Cincinnati Bengals wide receiver Chad Ochocinco asks NFL Commissioner Roger Goodell a question about a possible player lockout during a news conference at the NFL football Super Bowl XLV Media Center in Dallas, Friday, Feb. 4, 2011. The Green Bay Packers and Pittsburgh Steelers will face each other in Super Bowl XLV Sunday. (AP Photo/David J. Phillip)

AP

In the lengthy statement issued by the league summarizing the three-part clusterfudge that has left fans scrambling to figure out what will happen next, the NFL explains the decision to lock the players out.

Specifically, the league claims that the union’s decision to decertify “forced the clubs to take action they very much wanted to avoid.”

To quote the man who has vowed to whoop our asses on more than one occasion, “Child please.”

The league had been posturing for a lockout for months. Though it may have been a bluff, the message was clear -- a lockout was coming.

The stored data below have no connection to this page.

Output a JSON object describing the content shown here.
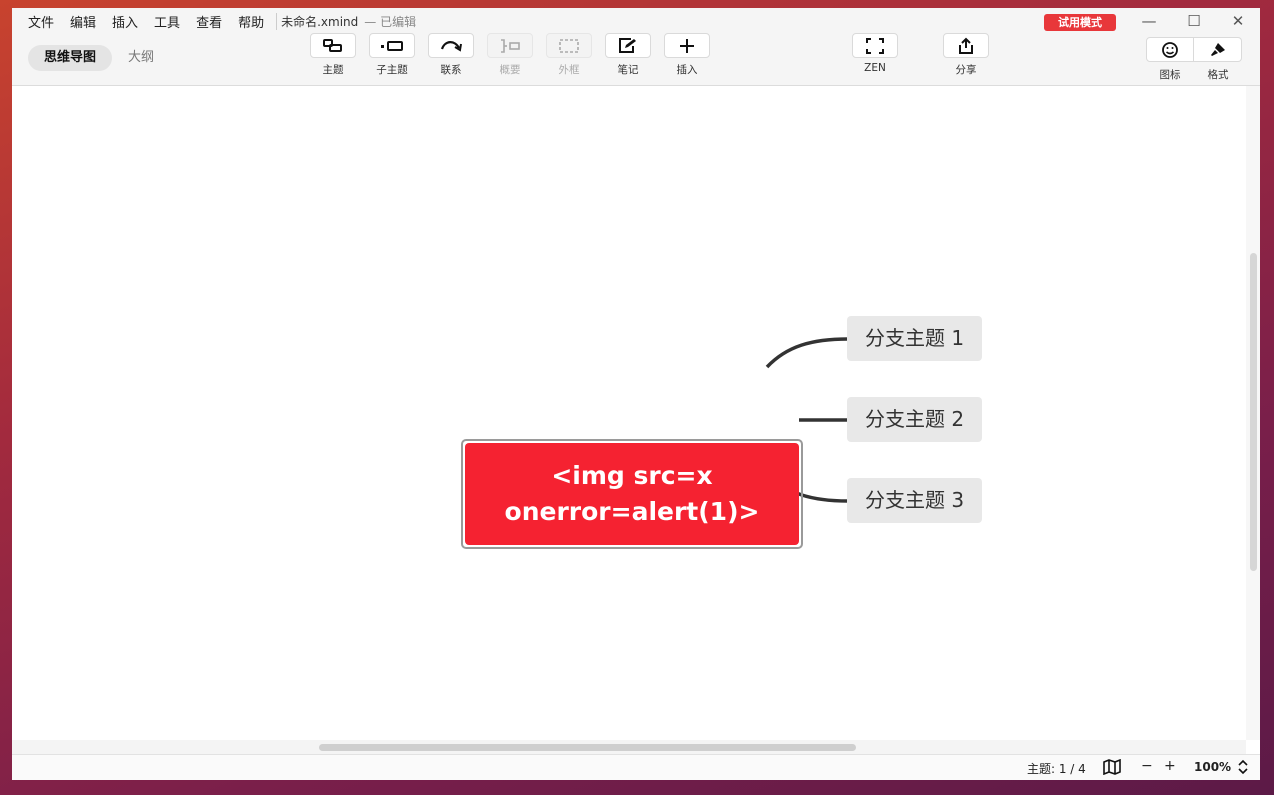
{
  "menubar": {
    "items": [
      "文件",
      "编辑",
      "插入",
      "工具",
      "查看",
      "帮助"
    ],
    "document_title": "未命名.xmind",
    "document_status": "— 已编辑"
  },
  "trial_badge": "试用模式",
  "window_controls": {
    "minimize": "—",
    "maximize": "☐",
    "close": "✕"
  },
  "view_tabs": {
    "mindmap": "思维导图",
    "outline": "大纲"
  },
  "toolbar": {
    "topic": "主题",
    "subtopic": "子主题",
    "relationship": "联系",
    "summary": "概要",
    "boundary": "外框",
    "note": "笔记",
    "insert": "插入",
    "zen": "ZEN",
    "share": "分享"
  },
  "right_panel": {
    "icons": "图标",
    "format": "格式"
  },
  "mindmap": {
    "central_topic": "<img src=x onerror=alert(1)>",
    "branches": [
      "分支主题 1",
      "分支主题 2",
      "分支主题 3"
    ],
    "colors": {
      "central": "#f52231",
      "branch_fill": "#e8e8e8",
      "connector": "#333333"
    }
  },
  "statusbar": {
    "topic_count": "主题: 1 / 4",
    "zoom_out": "−",
    "zoom_in": "+",
    "zoom": "100%"
  }
}
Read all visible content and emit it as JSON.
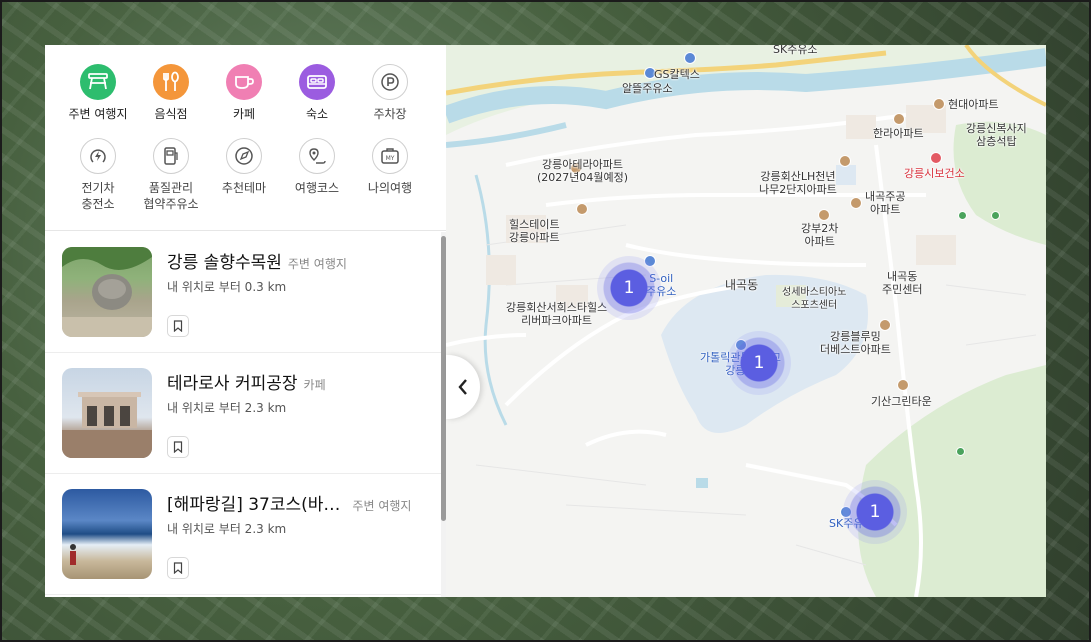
{
  "categories": [
    {
      "label": "주변 여행지",
      "icon": "table-icon",
      "color": "#2dbd6e",
      "filled": true
    },
    {
      "label": "음식점",
      "icon": "utensils-icon",
      "color": "#f4963a",
      "filled": true
    },
    {
      "label": "카페",
      "icon": "coffee-cup-icon",
      "color": "#f07fb3",
      "filled": true
    },
    {
      "label": "숙소",
      "icon": "bed-icon",
      "color": "#9b5ce0",
      "filled": true
    },
    {
      "label": "주차장",
      "icon": "parking-icon",
      "color": "#555555",
      "filled": false
    },
    {
      "label": "전기차\n충전소",
      "icon": "ev-charger-icon",
      "color": "#555555",
      "filled": false
    },
    {
      "label": "품질관리\n협약주유소",
      "icon": "gas-pump-icon",
      "color": "#555555",
      "filled": false
    },
    {
      "label": "추천테마",
      "icon": "theme-compass-icon",
      "color": "#555555",
      "filled": false
    },
    {
      "label": "여행코스",
      "icon": "route-icon",
      "color": "#555555",
      "filled": false
    },
    {
      "label": "나의여행",
      "icon": "my-bag-icon",
      "color": "#555555",
      "filled": false
    }
  ],
  "places": [
    {
      "title": "강릉 솔향수목원",
      "category": "주변 여행지",
      "distance": "내 위치로 부터 0.3 km"
    },
    {
      "title": "테라로사 커피공장",
      "category": "카페",
      "distance": "내 위치로 부터 2.3 km"
    },
    {
      "title": "[해파랑길] 37코스(바…",
      "category": "주변 여행지",
      "distance": "내 위치로 부터 2.3 km"
    }
  ],
  "map": {
    "labels": {
      "sk_top": "SK주유소",
      "gs": "GS칼텍스",
      "altteul": "알뜰주유소",
      "hyundai": "현대아파트",
      "hanra": "한라아파트",
      "sinboksa": "강릉신복사지\n삼층석탑",
      "health": "강릉시보건소",
      "terra_apt": "강릉아테라아파트\n(2027년04월예정)",
      "lh": "강릉회산LH천년\n나무2단지아파트",
      "naegok_jugong": "내곡주공\n아파트",
      "hillstate": "힐스테이트\n강릉아파트",
      "gangbu": "강부2차\n아파트",
      "s_oil": "S-oil\n주유소",
      "naegok_dong": "내곡동",
      "naegok_center": "내곡동\n주민센터",
      "sports": "성세바스티아노\n스포츠센터",
      "riverpark": "강릉회산서희스타힐스\n리버파크아파트",
      "catholic": "가톨릭관동대학교\n강릉캠",
      "bluming": "강릉블루밍\n더베스트아파트",
      "gisan": "기산그린타운",
      "sk_bottom": "SK주유소"
    },
    "clusters": [
      "1",
      "1",
      "1"
    ]
  },
  "colors": {
    "cluster": "#5b5ee1",
    "river": "#b9dbe8",
    "park": "#dcecd2",
    "road_major": "#f6d77a"
  }
}
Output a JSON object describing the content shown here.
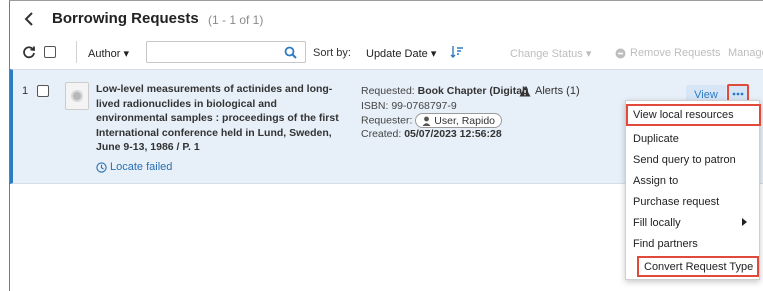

And even if the union hadn’t decertified, the league most likely would have slammed the door shut and locked it at midnight.

Though we realize there’s a “hearts and minds” battle currently unfolding when it comes to winning over fans (or, at a minimum, avoiding their wrath), but based on our blame-game poll the owners are doing fairly well without fairly hollow and borderline disingenuous attempts to curry favor. This problem arose because the league wanted to fix the bad deal the owners approved in 2006, and the league wanted to use every weapon in the labor law arsenal to coerce a better deal out of the players.

For the league, the ultimate leverage to get the deal it wanted was the threat of a lockout, followed presumably by a lockout. For the players, the ultimate leverage to get the deal they wanted was blocking a lockout.

The fact that the league has imposed a lockout of “the union” means that the league refuses to recognize the decertification that occurred on Friday. Which means that the first legal battle will focus on whether the decertification was valid. The issue likely will be raised in conjunction with the players’ effort to obtain a court order ending a lockout of what the players regard to be non-union employees.

The resolution of this threshold issue could go a long way toward pushing the two sides toward an agreement. If the players win, it means that free agency will begin and the offseason will continue. If the league wins, the lockout will continue until the players and the league agree to a new deal.

“The union left a very good deal on the table,” the league claims in its statement. The question of whether the league thinks it was a “very good deal” doesn’t matter. The players decided that they could get a better deal in court, and they’ve exercised their right to do so. The league has exercised its right to impose a lockout.

The right most likely would have been exercised regardless of what the union did on Friday in the face of a deal the players didn’t want to take.